I used "I Want Sandy" for over a year, and was visibly upset when "she" went
away. I got accustomed to my to-dos being as accessible as the nearest web
browser, email client, or even SMS device. Today, I use reQall on the web,
through their voice number, over AIM, and through its BlackBerry client -
whatever's most convenient at the time.

As you can guess from the two I chose, to-dos work best for me when I can
rattle off a sentence in natural English and have the system figure out where
& when to file it under.

------
pedalpete
I don't use any web-based todo list, but have tried a few more for curiosity
than as a solution to a problem.

I think the reason so many of these things exist is 1) the functionality seems
fairly simple 2) the market opportunity is huge

Where I think most of them fail is that they don't (as far as I have seen)
provide a compelling differentiator or improvement over pen & paper or txt
file.

Sure they are easy to use, but so are the alternatives. Is there a killer
feature that is making a to do list better than a txt file? If so, i haven't
seen it.

------
imsaar
I am using Toodledo.com (very ugly web interface but good functionality) with
Ultimate To Do iphone app which can sync with Toodledo and it has been working
out pretty well.

I agree a To Do list that is not always with you is not an effective list.

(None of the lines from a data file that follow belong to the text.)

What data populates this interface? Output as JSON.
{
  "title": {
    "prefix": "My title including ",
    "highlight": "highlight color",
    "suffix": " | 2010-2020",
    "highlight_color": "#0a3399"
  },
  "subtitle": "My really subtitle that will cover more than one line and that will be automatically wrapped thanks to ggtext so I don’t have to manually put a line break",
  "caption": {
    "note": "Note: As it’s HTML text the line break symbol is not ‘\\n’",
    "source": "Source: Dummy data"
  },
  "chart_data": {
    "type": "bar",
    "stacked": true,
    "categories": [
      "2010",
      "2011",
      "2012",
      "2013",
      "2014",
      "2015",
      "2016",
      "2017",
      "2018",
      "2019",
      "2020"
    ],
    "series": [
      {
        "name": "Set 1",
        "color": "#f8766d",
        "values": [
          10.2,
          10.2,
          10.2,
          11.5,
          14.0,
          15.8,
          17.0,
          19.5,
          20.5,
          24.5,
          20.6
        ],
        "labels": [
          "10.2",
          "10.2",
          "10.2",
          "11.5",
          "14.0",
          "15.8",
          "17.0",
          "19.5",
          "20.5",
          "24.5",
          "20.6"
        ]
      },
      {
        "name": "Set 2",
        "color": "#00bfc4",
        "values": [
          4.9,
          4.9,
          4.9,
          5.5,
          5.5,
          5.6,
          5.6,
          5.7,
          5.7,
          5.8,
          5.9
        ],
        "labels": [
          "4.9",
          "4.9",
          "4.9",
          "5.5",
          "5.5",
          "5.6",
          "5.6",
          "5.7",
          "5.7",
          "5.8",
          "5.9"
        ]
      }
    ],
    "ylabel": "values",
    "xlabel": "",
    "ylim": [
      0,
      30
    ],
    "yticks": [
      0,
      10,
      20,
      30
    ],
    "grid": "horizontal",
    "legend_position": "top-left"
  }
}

I have tried all the ones you mentioned except Todoist and none of them is as
effective as my current solution.

Another nice thing with Toodledo is that they have a good and simple API that
can be used to make it available on other smartphones as an offline app.

------
apowell
I'm not sure if it's "web 2.0", but it's nice looking and has an iPhone app to
accompany it -- I've been using Things for a year now. I have definitely
become more reliable and efficient since I began using it seriously.